Archive for December, 2015

 

2015: The Art of Selectively Remembering and Forgetting

Posted on: December 29th, 2015 by Hayim Herring

 

 

I didn’t blog very much in 2015. I’ve had plenty to say but little time or appetite for expression. As my mother recently said to me, “I’ve got the best of both worlds—I celebrate two new years, Rosh ha-Shanah and January 1!” I’ve been struggling with how much of this past year I wish to remember and how much I choose to forget. But her words gave me the push that I needed to write a personal, partial timeline of 2015, both by way of explanation for my digital silence and in an effort to loosen the emotional and spiritual restraints that have been holding me back from moving forward.

 

January 2015 (about a year ago): my wife and I had been thinking about downsizing to a smaller home, and the right opportunity appeared earlier than we had anticipated. Like many Boomers, we had too much house, for too few people, with more maintenance than we cared for at this stage of life.

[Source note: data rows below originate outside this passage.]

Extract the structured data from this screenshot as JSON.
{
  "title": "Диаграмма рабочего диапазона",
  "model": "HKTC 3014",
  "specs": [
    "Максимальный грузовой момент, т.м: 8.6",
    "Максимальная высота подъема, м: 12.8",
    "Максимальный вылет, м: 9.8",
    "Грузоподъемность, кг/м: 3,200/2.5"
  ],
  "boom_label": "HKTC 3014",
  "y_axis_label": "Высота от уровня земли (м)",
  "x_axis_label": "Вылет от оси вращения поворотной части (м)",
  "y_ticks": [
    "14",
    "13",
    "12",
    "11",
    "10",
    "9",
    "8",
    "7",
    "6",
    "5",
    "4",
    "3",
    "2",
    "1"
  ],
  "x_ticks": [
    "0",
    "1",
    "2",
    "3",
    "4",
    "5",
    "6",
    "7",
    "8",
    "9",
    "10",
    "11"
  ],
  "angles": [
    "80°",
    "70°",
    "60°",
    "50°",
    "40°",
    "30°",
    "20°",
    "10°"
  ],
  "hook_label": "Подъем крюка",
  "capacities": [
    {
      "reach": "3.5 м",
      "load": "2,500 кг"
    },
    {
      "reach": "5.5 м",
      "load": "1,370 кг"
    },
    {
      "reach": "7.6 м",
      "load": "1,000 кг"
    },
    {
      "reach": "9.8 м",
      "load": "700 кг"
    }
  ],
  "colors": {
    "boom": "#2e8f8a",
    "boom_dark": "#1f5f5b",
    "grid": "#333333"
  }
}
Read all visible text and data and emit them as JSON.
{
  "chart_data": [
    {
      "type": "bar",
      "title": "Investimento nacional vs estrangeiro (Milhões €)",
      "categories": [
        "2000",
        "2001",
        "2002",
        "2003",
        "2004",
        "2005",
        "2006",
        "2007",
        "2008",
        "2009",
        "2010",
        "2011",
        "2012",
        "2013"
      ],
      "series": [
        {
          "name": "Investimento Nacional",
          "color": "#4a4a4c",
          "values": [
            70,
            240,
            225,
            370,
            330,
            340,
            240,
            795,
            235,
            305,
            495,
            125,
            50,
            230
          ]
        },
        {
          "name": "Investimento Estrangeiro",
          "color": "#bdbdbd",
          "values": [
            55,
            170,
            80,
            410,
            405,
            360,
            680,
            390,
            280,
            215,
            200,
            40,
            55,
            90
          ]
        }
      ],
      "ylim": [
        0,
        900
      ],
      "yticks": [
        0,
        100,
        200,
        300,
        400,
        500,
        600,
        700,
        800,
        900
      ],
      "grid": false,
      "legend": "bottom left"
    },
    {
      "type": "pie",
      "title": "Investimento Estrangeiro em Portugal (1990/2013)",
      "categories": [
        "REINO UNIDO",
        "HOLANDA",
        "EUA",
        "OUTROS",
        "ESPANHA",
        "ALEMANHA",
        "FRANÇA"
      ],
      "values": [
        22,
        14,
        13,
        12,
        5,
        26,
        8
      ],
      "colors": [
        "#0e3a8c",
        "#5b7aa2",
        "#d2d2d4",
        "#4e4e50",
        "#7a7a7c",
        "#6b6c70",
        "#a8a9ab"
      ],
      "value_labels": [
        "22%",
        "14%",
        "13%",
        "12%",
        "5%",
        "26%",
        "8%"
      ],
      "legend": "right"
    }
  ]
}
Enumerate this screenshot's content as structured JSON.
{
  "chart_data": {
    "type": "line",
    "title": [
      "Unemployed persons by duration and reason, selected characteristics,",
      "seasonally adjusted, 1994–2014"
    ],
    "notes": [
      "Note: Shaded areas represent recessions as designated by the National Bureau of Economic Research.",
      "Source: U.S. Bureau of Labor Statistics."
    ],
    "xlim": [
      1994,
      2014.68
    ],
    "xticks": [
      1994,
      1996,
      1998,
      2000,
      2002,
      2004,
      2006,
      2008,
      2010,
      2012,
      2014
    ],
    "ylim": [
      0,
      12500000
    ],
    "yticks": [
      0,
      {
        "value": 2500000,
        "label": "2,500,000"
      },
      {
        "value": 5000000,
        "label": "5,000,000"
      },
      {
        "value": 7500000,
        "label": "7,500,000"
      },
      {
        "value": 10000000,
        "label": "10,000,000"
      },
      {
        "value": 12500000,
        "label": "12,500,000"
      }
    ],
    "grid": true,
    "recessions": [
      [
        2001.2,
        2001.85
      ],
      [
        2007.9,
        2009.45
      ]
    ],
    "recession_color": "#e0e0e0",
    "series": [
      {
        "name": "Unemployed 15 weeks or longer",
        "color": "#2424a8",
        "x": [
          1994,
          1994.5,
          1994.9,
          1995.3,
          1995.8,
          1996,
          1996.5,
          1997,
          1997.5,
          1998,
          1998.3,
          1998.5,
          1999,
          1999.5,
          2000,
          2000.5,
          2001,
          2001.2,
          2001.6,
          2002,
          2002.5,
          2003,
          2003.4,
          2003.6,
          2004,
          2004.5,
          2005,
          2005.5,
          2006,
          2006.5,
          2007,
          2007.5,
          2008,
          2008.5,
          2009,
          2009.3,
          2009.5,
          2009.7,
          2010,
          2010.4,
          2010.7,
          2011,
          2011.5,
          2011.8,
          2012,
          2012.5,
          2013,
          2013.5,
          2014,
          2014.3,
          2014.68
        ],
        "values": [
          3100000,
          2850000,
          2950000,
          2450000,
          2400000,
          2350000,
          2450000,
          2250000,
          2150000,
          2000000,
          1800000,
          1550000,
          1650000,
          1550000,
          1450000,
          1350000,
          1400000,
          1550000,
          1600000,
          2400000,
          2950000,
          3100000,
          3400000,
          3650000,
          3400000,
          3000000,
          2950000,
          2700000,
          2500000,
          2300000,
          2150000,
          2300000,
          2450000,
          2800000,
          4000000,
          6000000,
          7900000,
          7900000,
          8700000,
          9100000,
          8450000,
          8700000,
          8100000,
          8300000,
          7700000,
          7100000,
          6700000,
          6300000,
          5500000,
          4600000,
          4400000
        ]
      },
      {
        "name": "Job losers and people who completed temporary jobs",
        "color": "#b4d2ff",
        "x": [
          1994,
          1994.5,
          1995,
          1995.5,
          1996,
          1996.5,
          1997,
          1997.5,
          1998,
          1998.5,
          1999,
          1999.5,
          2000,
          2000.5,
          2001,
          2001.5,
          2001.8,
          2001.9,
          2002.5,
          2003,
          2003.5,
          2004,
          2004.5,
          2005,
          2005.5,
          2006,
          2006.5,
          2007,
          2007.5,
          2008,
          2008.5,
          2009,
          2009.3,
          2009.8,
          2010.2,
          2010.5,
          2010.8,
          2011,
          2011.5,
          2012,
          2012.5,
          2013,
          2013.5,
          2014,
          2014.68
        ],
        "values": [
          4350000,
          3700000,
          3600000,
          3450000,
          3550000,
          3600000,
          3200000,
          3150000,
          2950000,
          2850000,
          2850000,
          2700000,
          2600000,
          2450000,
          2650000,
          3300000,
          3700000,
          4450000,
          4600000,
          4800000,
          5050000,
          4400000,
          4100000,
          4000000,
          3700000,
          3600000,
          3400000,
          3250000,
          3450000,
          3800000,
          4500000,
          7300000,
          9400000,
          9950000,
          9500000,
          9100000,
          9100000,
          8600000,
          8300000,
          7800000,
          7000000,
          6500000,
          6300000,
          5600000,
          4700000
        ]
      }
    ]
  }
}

A recommendation for anyone planning to move: don’t prepare one house for the market and purchase and renovate another simultaneously, especially while editing a book (Keeping Faith in Rabbis: A Community Conversation in Rabbinical Education, which I co-edited with Ellie Roscher, was published in January 2015). Alternating between chipping away at paint and picking apart sentences is a sure way to intensify stress. Without my good friend and general contractor, I wouldn’t have made it. As I worked alongside of him, I understand why my inner handyman had remained in hiding all of these years, and decided that he should remain concealed. We sold our home toward the end of January.